For polynomials in the monomial basis like $p_n(x) = \sum_{k=0}^N a_k x^k $, the product of 2 polynomials is can be either found though the convolution of the 2 corresponding polynomial vectors or with FFT/IFFT.
I wonder, if there exists a "numerical recipe" to compute the product of 2 polynomials like $ p_n(x) = \sum_{k=0}^N c_k T_k(x)$ (i.e. represented in the Chebyshev basis).

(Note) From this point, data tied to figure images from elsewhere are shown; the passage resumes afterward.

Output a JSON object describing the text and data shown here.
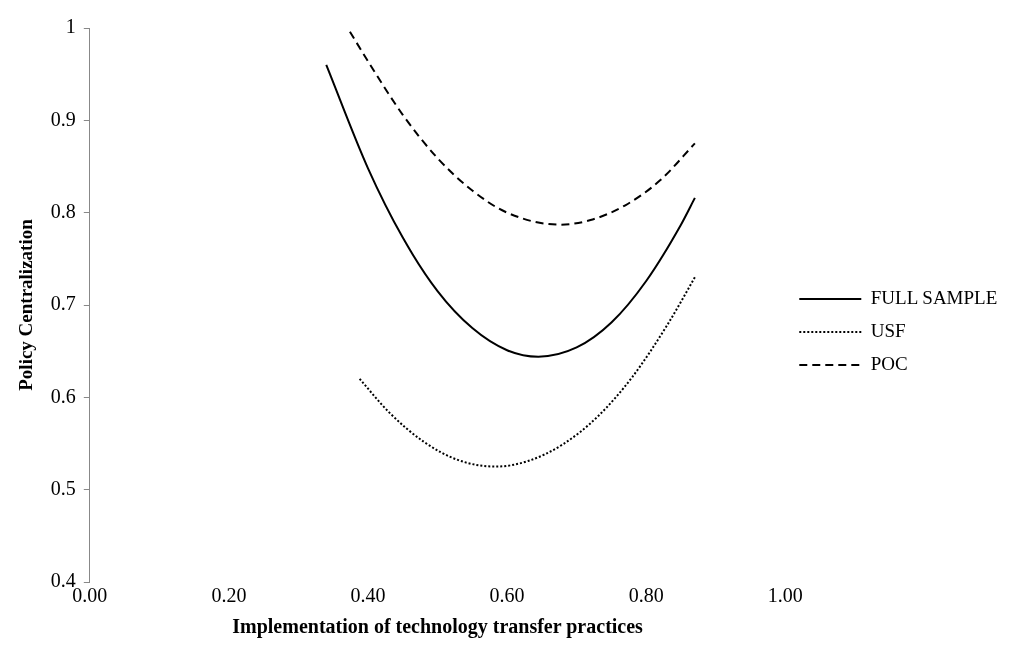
{
  "chart_data": {
    "type": "line",
    "xlabel": "Implementation of technology transfer practices",
    "ylabel": "Policy Centralization",
    "xlim": [
      0,
      1
    ],
    "xticks": [
      {
        "value": 0,
        "label": "0.00"
      },
      {
        "value": 0.2,
        "label": "0.20"
      },
      {
        "value": 0.4,
        "label": "0.40"
      },
      {
        "value": 0.6,
        "label": "0.60"
      },
      {
        "value": 0.8,
        "label": "0.80"
      },
      {
        "value": 1,
        "label": "1.00"
      }
    ],
    "ylim": [
      0.4,
      1
    ],
    "yticks": [
      0.4,
      0.5,
      0.6,
      0.7,
      0.8,
      0.9,
      1
    ],
    "grid": false,
    "legend": "right",
    "marker": "none",
    "series": [
      {
        "name": "FULL SAMPLE",
        "color": "#000000",
        "line_style": "solid",
        "x": [
          0.34,
          0.4,
          0.45,
          0.5,
          0.55,
          0.6,
          0.645,
          0.7,
          0.75,
          0.8,
          0.85,
          0.87
        ],
        "values": [
          0.96,
          0.848,
          0.773,
          0.715,
          0.675,
          0.651,
          0.644,
          0.654,
          0.681,
          0.726,
          0.787,
          0.816
        ]
      },
      {
        "name": "USF",
        "color": "#000000",
        "line_style": "dotted",
        "x": [
          0.388,
          0.43,
          0.48,
          0.53,
          0.583,
          0.63,
          0.68,
          0.73,
          0.78,
          0.83,
          0.87
        ],
        "values": [
          0.62,
          0.584,
          0.552,
          0.532,
          0.525,
          0.531,
          0.549,
          0.579,
          0.622,
          0.678,
          0.73
        ]
      },
      {
        "name": "POC",
        "color": "#000000",
        "line_style": "dashed",
        "x": [
          0.374,
          0.4,
          0.45,
          0.5,
          0.55,
          0.6,
          0.676,
          0.72,
          0.77,
          0.82,
          0.87
        ],
        "values": [
          0.996,
          0.964,
          0.906,
          0.859,
          0.824,
          0.8,
          0.787,
          0.792,
          0.808,
          0.835,
          0.875
        ]
      }
    ]
  }
}
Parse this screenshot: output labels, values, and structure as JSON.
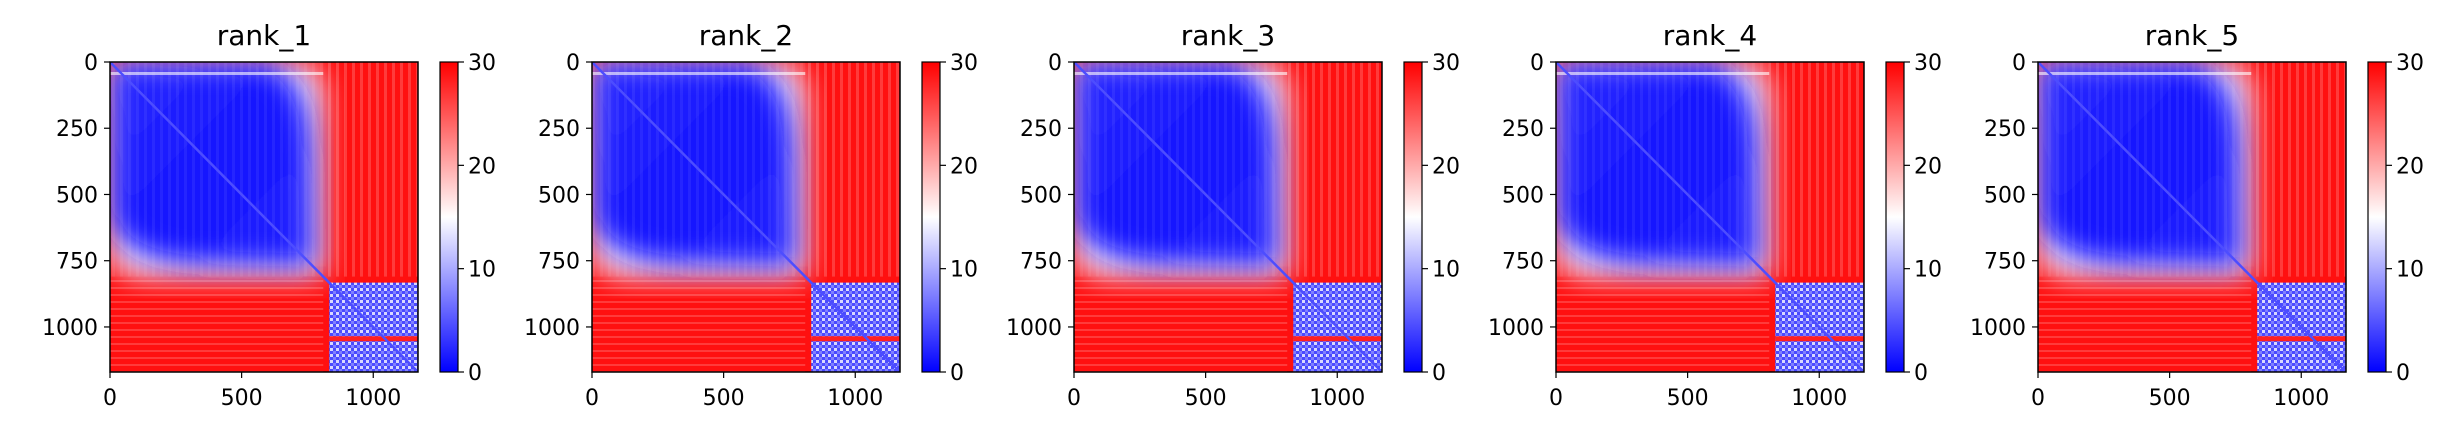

Yes, they boil down to sums of things that look just like convolution or correlation of the coefficients. See equations 2.6, 2.7, and 2.8 here for the exact formulas:
http://www2.mathematik.hu-berlin.de/~gaggle/S09/AUTODIFF/projects/papers/baszenski_fast_polynomial_multiplication_and_convolutions_related_to_the_discrete_cosine_transform.pdf
Furthermore, the sums can be efficiently calculated using FFT-related techniques, which also seems to be outlined in that paper, though I didn't look at the details.
Edit: To make this a complete answer that does not require visiting the reference, here are the relevant formulas:
For $n\in\mathbb{N}$, $p_n$ and $q_n$ are $n^\text{th}$ order polynomials written as Chebyshev series in the $T_k$ polynomials: $$ p_n = \frac{a_0}{2}+\sum_{k=1}^n a_k T_k,\;\;\;q_n = \frac{b_0}{2}+\sum_{k=1}^n b_k T_k $$ The coefficients $a_k$ and $b_k$ are real. Then the product of the two polynomials has order $2n$ and is denoted $r_{2n}$. The Chebyshev series form of that product is $$ r_{2n} = \frac{c_0}{2}+\sum_{k=1}^{2n} c_k T_k $$ And the $c_k$ coefficients can be calculated from the original $a_k$ and $b_k$ coefficients as: $$ 2c_k = \left\{ \begin{array}{lcl} \displaystyle a_0b_0 + 2\sum_{l=1}^n a_l b_l, & {} & k=0 \\ \displaystyle \sum_{l=0}^k a_{k-l}b_l + \sum_{l=1}^{n-k}\left(a_l b_{l+k}+a_{l+k}b_l\right), & {} & k=1,\ldots,n-1 \\ \displaystyle \sum_{l=n-k}^n a_{k-l} b_l, & {} & k=n,\ldots,2n \end{array} \right. $$